Virginia Lawmakers Give Green-Light to Studying Marijuana …

Steve Burns

RICHMOND – (WMAL) The Virginia Crime Commission is giving the green light to a study looking at the potential effects of decriminalizing small amounts of marijuana in the Commonwealth. It comes after Senate Majority Leader Tommy Norment (R-James City) requested the study last year, and after lawmakers started making a more concerted effort to change possession penalties.

“I think it will be instructive to Virginia to thoroughly review the experience of other states as we move forward, hopefully, to marijuana decriminalization,” State Sen Adam Ebbin (D-Alexandria) told WMAL after the decision. “We’ve got some catching up to do.”

Ebbin has long been a proponent of relaxing marijuana laws, and said Virginia has lagged behind other states in updating both its laws and general understanding of marijuana.

“The prohibition of marijuana has failed and gives tens of thousands of Virginians criminal records that cannot be erased,” he said. “That has a lasting impact on their lives and careers.”

Ebbin also mentioned numerous studies that find marijuana to be less dangerous than alcohol and tobacco.

While marijuana-related laws used to be known as a party line issue, supported by Democrats and opposed by Republicans, Ebbin said times are changing in Richmond.

“Our Senate Majority Leader had requested the study, and we’ve had some bipartisan support for medical marijuana,” he said.
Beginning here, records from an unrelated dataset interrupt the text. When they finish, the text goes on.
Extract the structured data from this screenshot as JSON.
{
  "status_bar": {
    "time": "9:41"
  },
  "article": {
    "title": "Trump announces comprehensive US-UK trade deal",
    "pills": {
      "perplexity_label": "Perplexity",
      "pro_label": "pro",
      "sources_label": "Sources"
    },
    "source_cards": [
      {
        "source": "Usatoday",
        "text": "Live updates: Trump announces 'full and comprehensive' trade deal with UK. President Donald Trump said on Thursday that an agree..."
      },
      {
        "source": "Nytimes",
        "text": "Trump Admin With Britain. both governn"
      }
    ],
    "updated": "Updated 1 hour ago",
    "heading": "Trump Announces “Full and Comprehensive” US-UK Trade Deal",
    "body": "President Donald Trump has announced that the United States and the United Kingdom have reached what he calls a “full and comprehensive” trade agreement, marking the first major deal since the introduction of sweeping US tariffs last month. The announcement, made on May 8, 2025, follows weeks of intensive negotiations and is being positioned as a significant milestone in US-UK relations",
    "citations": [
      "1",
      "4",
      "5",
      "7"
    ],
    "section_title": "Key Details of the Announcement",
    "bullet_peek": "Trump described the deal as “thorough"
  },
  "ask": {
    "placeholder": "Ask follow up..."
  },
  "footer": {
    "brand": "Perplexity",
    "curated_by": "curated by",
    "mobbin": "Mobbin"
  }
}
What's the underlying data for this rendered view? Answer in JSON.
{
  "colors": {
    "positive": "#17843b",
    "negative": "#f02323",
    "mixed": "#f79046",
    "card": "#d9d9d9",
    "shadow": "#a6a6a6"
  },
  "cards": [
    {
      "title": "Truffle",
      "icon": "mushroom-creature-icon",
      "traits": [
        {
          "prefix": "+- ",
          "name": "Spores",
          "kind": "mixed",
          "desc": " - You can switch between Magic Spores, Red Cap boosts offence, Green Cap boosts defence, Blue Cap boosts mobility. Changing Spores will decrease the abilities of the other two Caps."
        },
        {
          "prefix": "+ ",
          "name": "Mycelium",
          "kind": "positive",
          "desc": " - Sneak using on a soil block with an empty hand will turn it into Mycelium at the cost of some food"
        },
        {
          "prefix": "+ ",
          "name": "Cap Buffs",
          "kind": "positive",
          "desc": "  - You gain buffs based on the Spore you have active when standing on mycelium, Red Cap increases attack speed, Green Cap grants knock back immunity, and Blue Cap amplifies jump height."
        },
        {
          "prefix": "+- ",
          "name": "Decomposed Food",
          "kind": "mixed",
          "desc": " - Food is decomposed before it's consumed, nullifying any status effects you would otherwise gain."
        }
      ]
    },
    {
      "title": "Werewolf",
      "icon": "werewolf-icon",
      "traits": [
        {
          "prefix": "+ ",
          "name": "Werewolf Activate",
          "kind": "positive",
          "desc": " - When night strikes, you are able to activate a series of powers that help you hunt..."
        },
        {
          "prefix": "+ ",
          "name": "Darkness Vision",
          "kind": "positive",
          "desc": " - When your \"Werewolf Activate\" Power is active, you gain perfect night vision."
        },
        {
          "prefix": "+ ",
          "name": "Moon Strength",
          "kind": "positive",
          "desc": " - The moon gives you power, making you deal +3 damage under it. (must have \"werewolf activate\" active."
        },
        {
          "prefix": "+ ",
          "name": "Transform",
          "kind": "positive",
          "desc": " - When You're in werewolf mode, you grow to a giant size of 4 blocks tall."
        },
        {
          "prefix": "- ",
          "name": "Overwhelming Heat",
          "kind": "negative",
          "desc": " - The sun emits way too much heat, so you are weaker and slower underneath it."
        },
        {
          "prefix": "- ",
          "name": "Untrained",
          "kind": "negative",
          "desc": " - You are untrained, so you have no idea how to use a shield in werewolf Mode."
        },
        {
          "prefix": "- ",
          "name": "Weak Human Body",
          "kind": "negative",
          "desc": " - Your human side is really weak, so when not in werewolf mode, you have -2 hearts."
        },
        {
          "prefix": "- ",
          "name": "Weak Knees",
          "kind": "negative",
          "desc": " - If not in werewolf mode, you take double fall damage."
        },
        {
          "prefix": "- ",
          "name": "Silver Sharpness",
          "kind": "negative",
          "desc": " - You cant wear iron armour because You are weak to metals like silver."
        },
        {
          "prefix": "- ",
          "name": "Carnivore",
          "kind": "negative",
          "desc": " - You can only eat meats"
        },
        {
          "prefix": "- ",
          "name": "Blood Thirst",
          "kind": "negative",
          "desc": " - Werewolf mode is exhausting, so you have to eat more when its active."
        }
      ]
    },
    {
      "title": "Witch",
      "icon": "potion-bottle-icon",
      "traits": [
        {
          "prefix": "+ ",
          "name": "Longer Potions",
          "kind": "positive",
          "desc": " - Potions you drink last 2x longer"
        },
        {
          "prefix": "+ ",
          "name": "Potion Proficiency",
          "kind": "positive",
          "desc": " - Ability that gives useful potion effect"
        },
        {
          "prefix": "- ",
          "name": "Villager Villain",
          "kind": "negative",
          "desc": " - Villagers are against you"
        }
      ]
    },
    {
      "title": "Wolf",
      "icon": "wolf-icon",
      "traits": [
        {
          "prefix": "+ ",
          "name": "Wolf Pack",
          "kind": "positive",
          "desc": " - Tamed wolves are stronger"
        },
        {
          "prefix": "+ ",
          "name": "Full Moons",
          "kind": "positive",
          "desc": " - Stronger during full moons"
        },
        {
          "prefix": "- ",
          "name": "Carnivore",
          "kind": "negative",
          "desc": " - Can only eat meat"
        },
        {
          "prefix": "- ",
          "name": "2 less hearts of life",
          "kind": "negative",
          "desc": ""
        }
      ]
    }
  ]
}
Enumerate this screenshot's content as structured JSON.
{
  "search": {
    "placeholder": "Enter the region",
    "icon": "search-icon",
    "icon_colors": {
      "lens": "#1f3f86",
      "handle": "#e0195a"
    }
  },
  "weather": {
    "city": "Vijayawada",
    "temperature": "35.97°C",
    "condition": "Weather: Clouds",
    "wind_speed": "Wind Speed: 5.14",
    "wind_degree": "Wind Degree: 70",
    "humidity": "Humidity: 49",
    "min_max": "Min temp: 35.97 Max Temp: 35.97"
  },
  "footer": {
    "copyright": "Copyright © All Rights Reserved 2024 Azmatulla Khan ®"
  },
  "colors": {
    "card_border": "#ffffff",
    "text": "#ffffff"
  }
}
All but one of the major candidates for governor in this fall’s election have also signaled their support for decriminalization.

“Just the fact that the candidates are comfortable staking out that position says a lot,” Ebbin said. “I think the people of Virginia are far ahead of the General Assembly on this one.”

Ebbin acknowledged there will be roadblocks from “people who feel very strongly that marijuana is not to be decriminalized in any fashion,” but said supporters have to be patient.

“This is a process, in terms of changing the code, that will take years, not just one year. But the study shows that people are open to making this years and not decades.”